Recurrence and Long-Term Management
Complete permanent elimination of all spider veins is difficult to achieve, with recurrence rates of 10-30% reported in long-term follow-up studies. Recurrence may result from recanalization of partially obliterated vessels or development of new telangiectatic vessels in predisposed individuals. Recurrent veins may respond to retreatment, though some demonstrate relative resistance. Ongoing preventive strategies including leg elevation, avoidance of prolonged sitting or standing, compression garments, and lifestyle modifications may reduce recurrence risk. Addressing underlying venous insufficiency through compression therapy or occasionally more advanced interventions may improve long-term outcomes in patients with significant functional venous disease.
Frequently Asked Questions
Are spider veins dangerous?
Spider veins are purely cosmetic concerns with no health implications. They differ from varicose veins, which may indicate underlying venous insufficiency. Spider veins do not cause pain or edema and require no treatment unless for cosmetic reasons.
Can sclerotherapy result in permanent vessel obliteration?
Yes, successfully treated vessels are permanently destroyed. However, recurrence rates of 10-30% occur due to either recanalization of partially treated vessels or development of new telangiectatic vessels in predisposed individuals.
How many sclerotherapy treatments are needed?
Most patients require 1-3 treatment sessions spaced 4-6 weeks apart to achieve 70-80% improvement. Larger treatment areas may require additional sessions.

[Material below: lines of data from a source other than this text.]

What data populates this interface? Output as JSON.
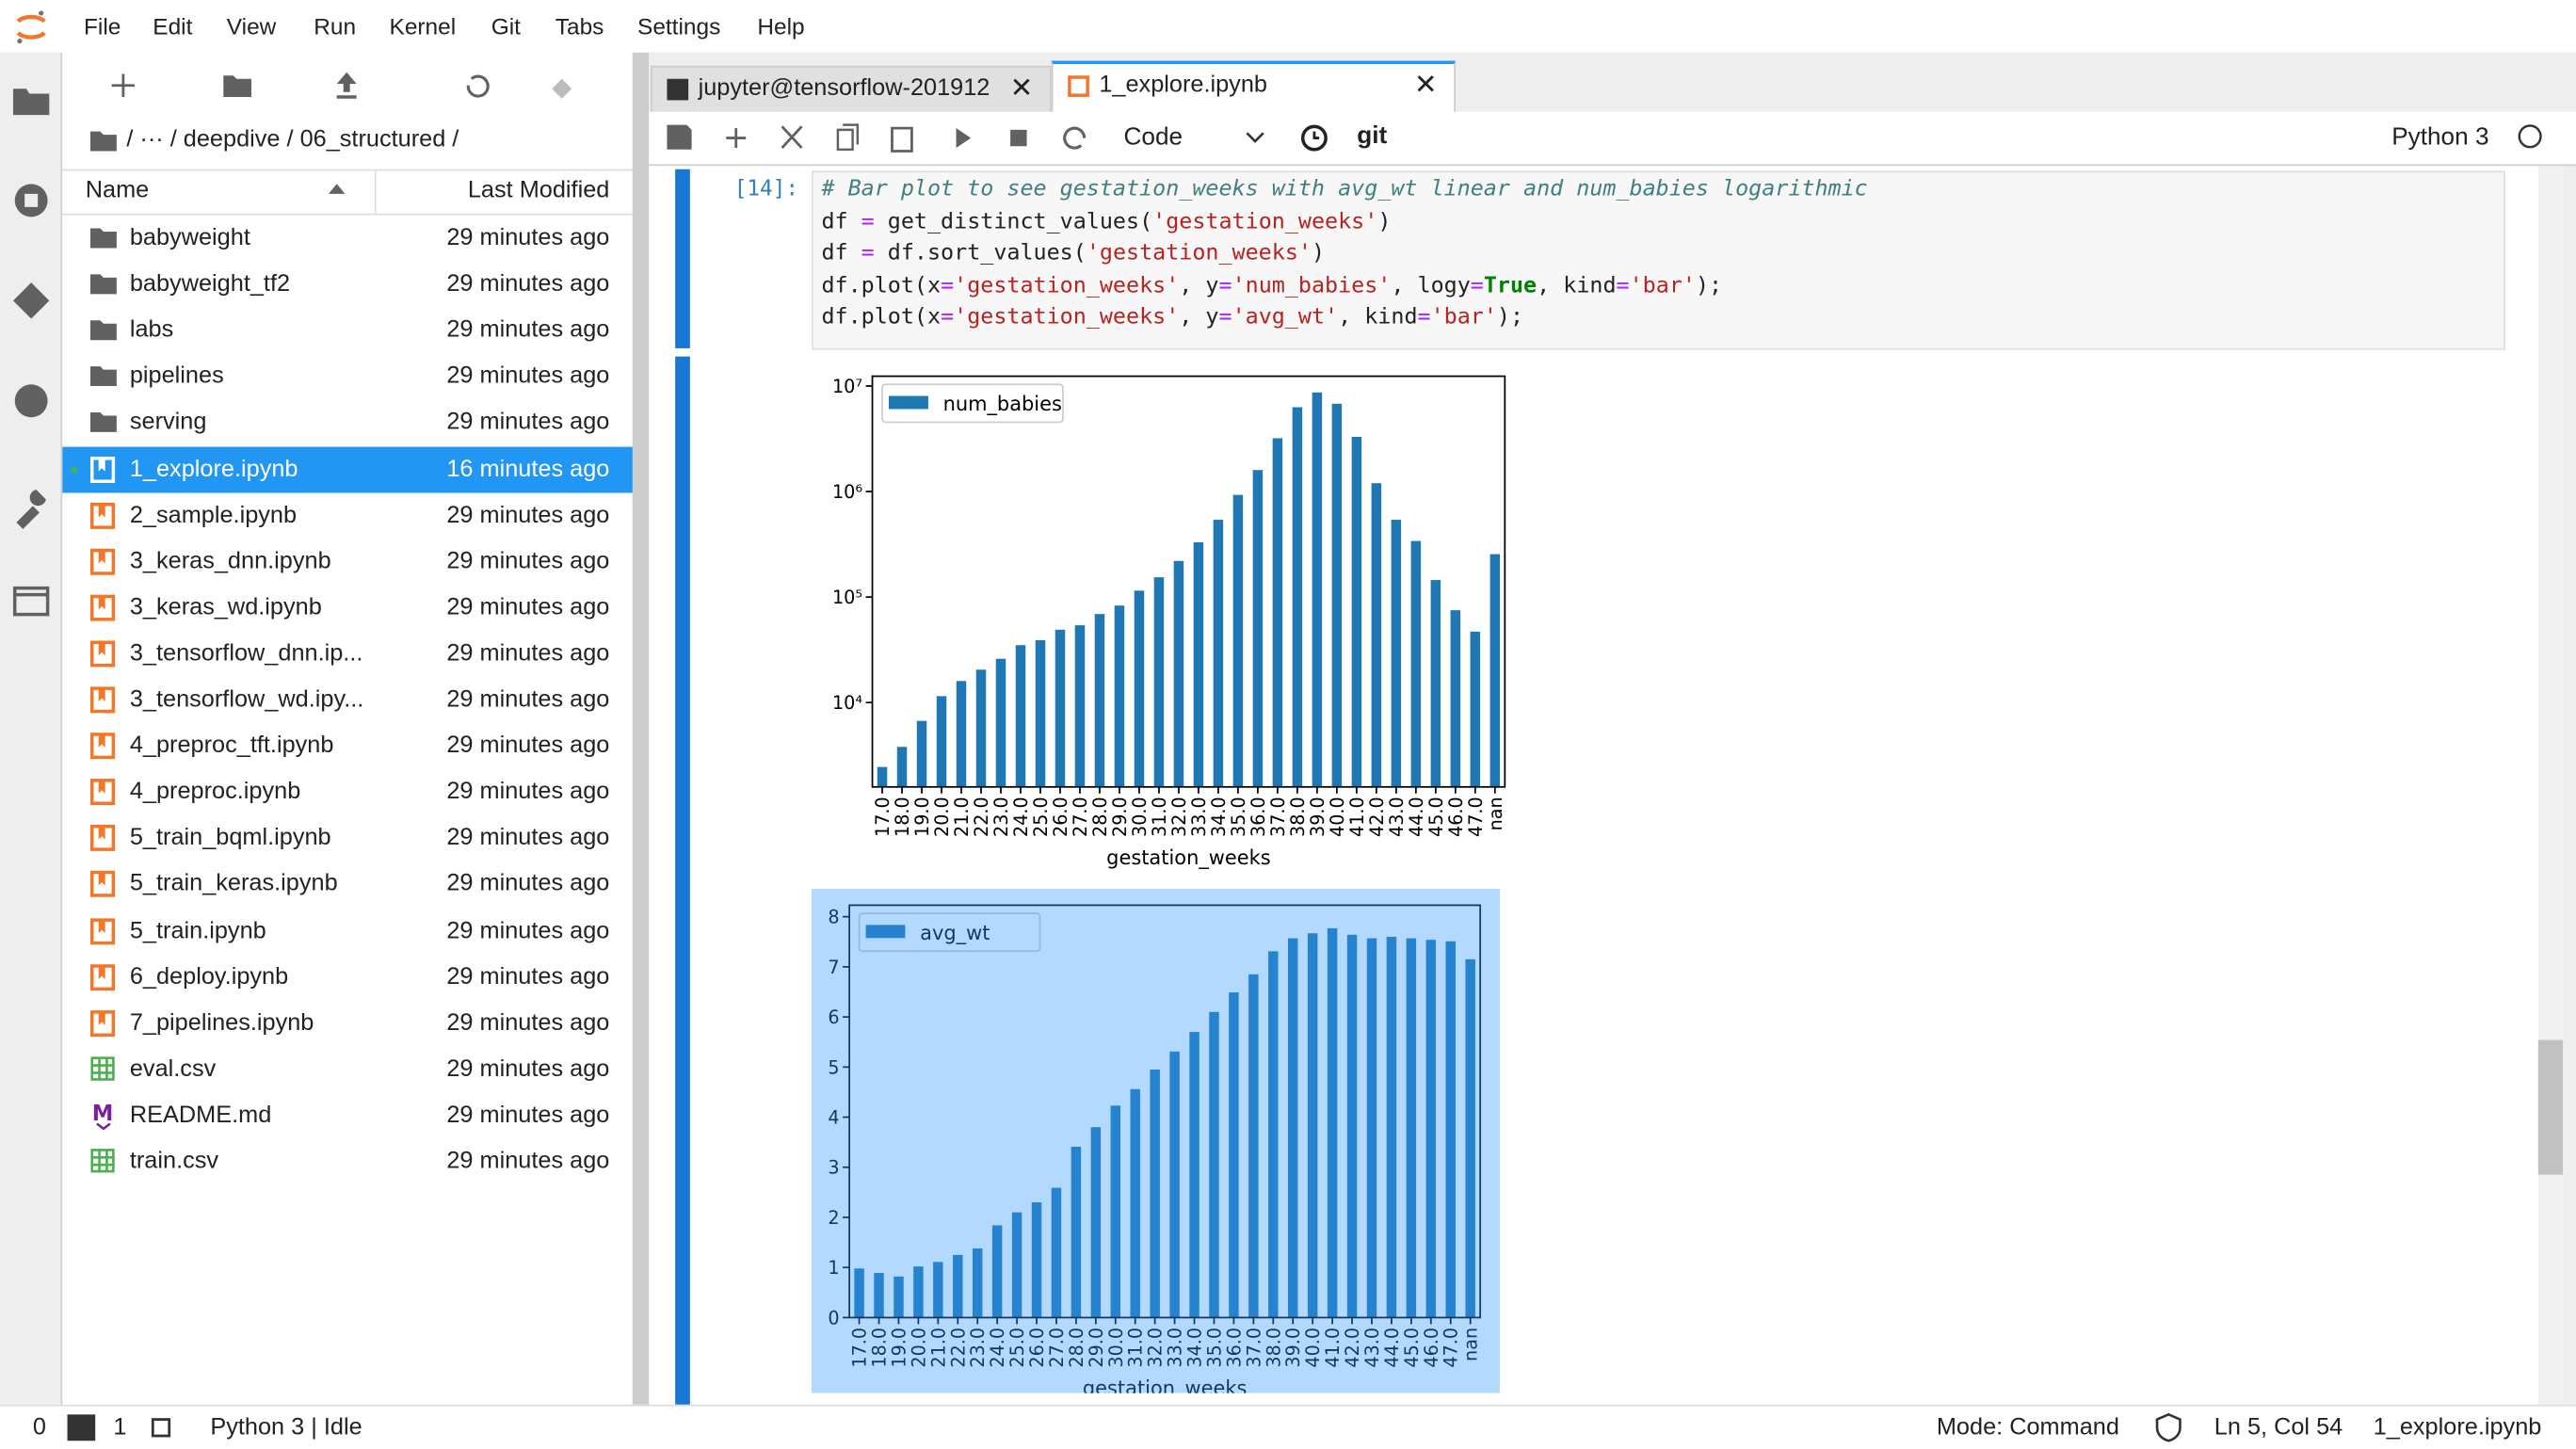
{
  "menu": [
    "File",
    "Edit",
    "View",
    "Run",
    "Kernel",
    "Git",
    "Tabs",
    "Settings",
    "Help"
  ],
  "file_browser": {
    "path": "/ ··· / deepdive / 06_structured /",
    "columns": {
      "name": "Name",
      "modified": "Last Modified"
    },
    "files": [
      {
        "name": "babyweight",
        "modified": "29 minutes ago"
      },
      {
        "name": "babyweight_tf2",
        "modified": "29 minutes ago"
      },
      {
        "name": "labs",
        "modified": "29 minutes ago"
      },
      {
        "name": "pipelines",
        "modified": "29 minutes ago"
      },
      {
        "name": "serving",
        "modified": "29 minutes ago"
      },
      {
        "name": "1_explore.ipynb",
        "modified": "16 minutes ago",
        "selected": true
      },
      {
        "name": "2_sample.ipynb",
        "modified": "29 minutes ago"
      },
      {
        "name": "3_keras_dnn.ipynb",
        "modified": "29 minutes ago"
      },
      {
        "name": "3_keras_wd.ipynb",
        "modified": "29 minutes ago"
      },
      {
        "name": "3_tensorflow_dnn.ip...",
        "modified": "29 minutes ago"
      },
      {
        "name": "3_tensorflow_wd.ipy...",
        "modified": "29 minutes ago"
      },
      {
        "name": "4_preproc_tft.ipynb",
        "modified": "29 minutes ago"
      },
      {
        "name": "4_preproc.ipynb",
        "modified": "29 minutes ago"
      },
      {
        "name": "5_train_bqml.ipynb",
        "modified": "29 minutes ago"
      },
      {
        "name": "5_train_keras.ipynb",
        "modified": "29 minutes ago"
      },
      {
        "name": "5_train.ipynb",
        "modified": "29 minutes ago"
      },
      {
        "name": "6_deploy.ipynb",
        "modified": "29 minutes ago"
      },
      {
        "name": "7_pipelines.ipynb",
        "modified": "29 minutes ago"
      },
      {
        "name": "eval.csv",
        "modified": "29 minutes ago"
      },
      {
        "name": "README.md",
        "modified": "29 minutes ago"
      },
      {
        "name": "train.csv",
        "modified": "29 minutes ago"
      }
    ]
  },
  "tabs": [
    {
      "title": "jupyter@tensorflow-201912"
    },
    {
      "title": "1_explore.ipynb",
      "active": true
    }
  ],
  "toolbar": {
    "cell_type": "Code",
    "git": "git",
    "kernel": "Python 3"
  },
  "cell": {
    "prompt": "[14]:",
    "code": [
      "# Bar plot to see gestation_weeks with avg_wt linear and num_babies logarithmic",
      "df = get_distinct_values('gestation_weeks')",
      "df = df.sort_values('gestation_weeks')",
      "df.plot(x='gestation_weeks', y='num_babies', logy=True, kind='bar');",
      "df.plot(x='gestation_weeks', y='avg_wt', kind='bar');"
    ]
  },
  "status": {
    "terminals": "0",
    "kernels": "1",
    "kernel_state": "Python 3 | Idle",
    "mode": "Mode: Command",
    "position": "Ln 5, Col 54",
    "file": "1_explore.ipynb"
  },
  "chart_data": [
    {
      "type": "bar",
      "x_label": "gestation_weeks",
      "log_scale": true,
      "legend": "upper left",
      "selected": false,
      "categories": [
        "17.0",
        "18.0",
        "19.0",
        "20.0",
        "21.0",
        "22.0",
        "23.0",
        "24.0",
        "25.0",
        "26.0",
        "27.0",
        "28.0",
        "29.0",
        "30.0",
        "31.0",
        "32.0",
        "33.0",
        "34.0",
        "35.0",
        "36.0",
        "37.0",
        "38.0",
        "39.0",
        "40.0",
        "41.0",
        "42.0",
        "43.0",
        "44.0",
        "45.0",
        "46.0",
        "47.0",
        "nan"
      ],
      "series": [
        {
          "name": "num_babies",
          "color": "#1f77b4",
          "values": [
            2450,
            3800,
            6700,
            11500,
            16000,
            20500,
            26000,
            35000,
            39000,
            49000,
            54000,
            69000,
            83000,
            115000,
            154000,
            220000,
            330000,
            540000,
            930000,
            1600000,
            3200000,
            6300000,
            8700000,
            6800000,
            3300000,
            1200000,
            540000,
            340000,
            145000,
            75000,
            47000,
            255000
          ]
        }
      ],
      "ylim": [
        1585,
        12400000
      ],
      "yticks": [
        {
          "value": 10000,
          "label": "10⁴"
        },
        {
          "value": 100000,
          "label": "10⁵"
        },
        {
          "value": 1000000,
          "label": "10⁶"
        },
        {
          "value": 10000000,
          "label": "10⁷"
        }
      ]
    },
    {
      "type": "bar",
      "x_label": "gestation_weeks",
      "log_scale": false,
      "legend": "upper left",
      "selected": true,
      "categories": [
        "17.0",
        "18.0",
        "19.0",
        "20.0",
        "21.0",
        "22.0",
        "23.0",
        "24.0",
        "25.0",
        "26.0",
        "27.0",
        "28.0",
        "29.0",
        "30.0",
        "31.0",
        "32.0",
        "33.0",
        "34.0",
        "35.0",
        "36.0",
        "37.0",
        "38.0",
        "39.0",
        "40.0",
        "41.0",
        "42.0",
        "43.0",
        "44.0",
        "45.0",
        "46.0",
        "47.0",
        "nan"
      ],
      "series": [
        {
          "name": "avg_wt",
          "color": "#1f77b4",
          "values": [
            0.98,
            0.89,
            0.82,
            1.02,
            1.11,
            1.25,
            1.38,
            1.84,
            2.1,
            2.3,
            2.59,
            3.41,
            3.8,
            4.23,
            4.56,
            4.95,
            5.31,
            5.7,
            6.1,
            6.49,
            6.85,
            7.31,
            7.57,
            7.67,
            7.77,
            7.64,
            7.57,
            7.6,
            7.57,
            7.54,
            7.51,
            7.15
          ]
        }
      ],
      "ylim": [
        0,
        8.23
      ],
      "yticks": [
        0,
        1,
        2,
        3,
        4,
        5,
        6,
        7,
        8
      ]
    }
  ]
}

What is the recovery period after sclerotherapy?
Sclerotherapy requires minimal downtime with most patients returning to normal activities immediately. Compression garments are recommended for 24-48 hours. Bruising typically resolves within 1-2 weeks.
References
- Rabe E, et al. Clinical, etiological, anatomical and pathological classification. Phlebology. 2015;30(3):222-238.
- Weiss RA, et al. Sclerotherapy for spider veins and telangiectasia. Semin Cutan Med Surg. 2013;32(3):156-162.
- Vin F, et al. Comparison of sclerosing agents: polidocanol versus sodium tetradecyl sulfate. J Vasc Surg. 2015;62(4):1016-1021.
- Coleridge-Smith P, et al. Consensus document on foam sclerotherapy. Int Angiol. 2006;25(2):104-109.
- Weiss RA, et al. Sclerotherapy for telangiectasia: safety profile and outcomes. J Am Acad Dermatol. 2011;65(5):969-975.
- Goldman MP, et al. Sclerotherapy: treatment of varicose and telangiectatic leg veins. Elsevier; 2017.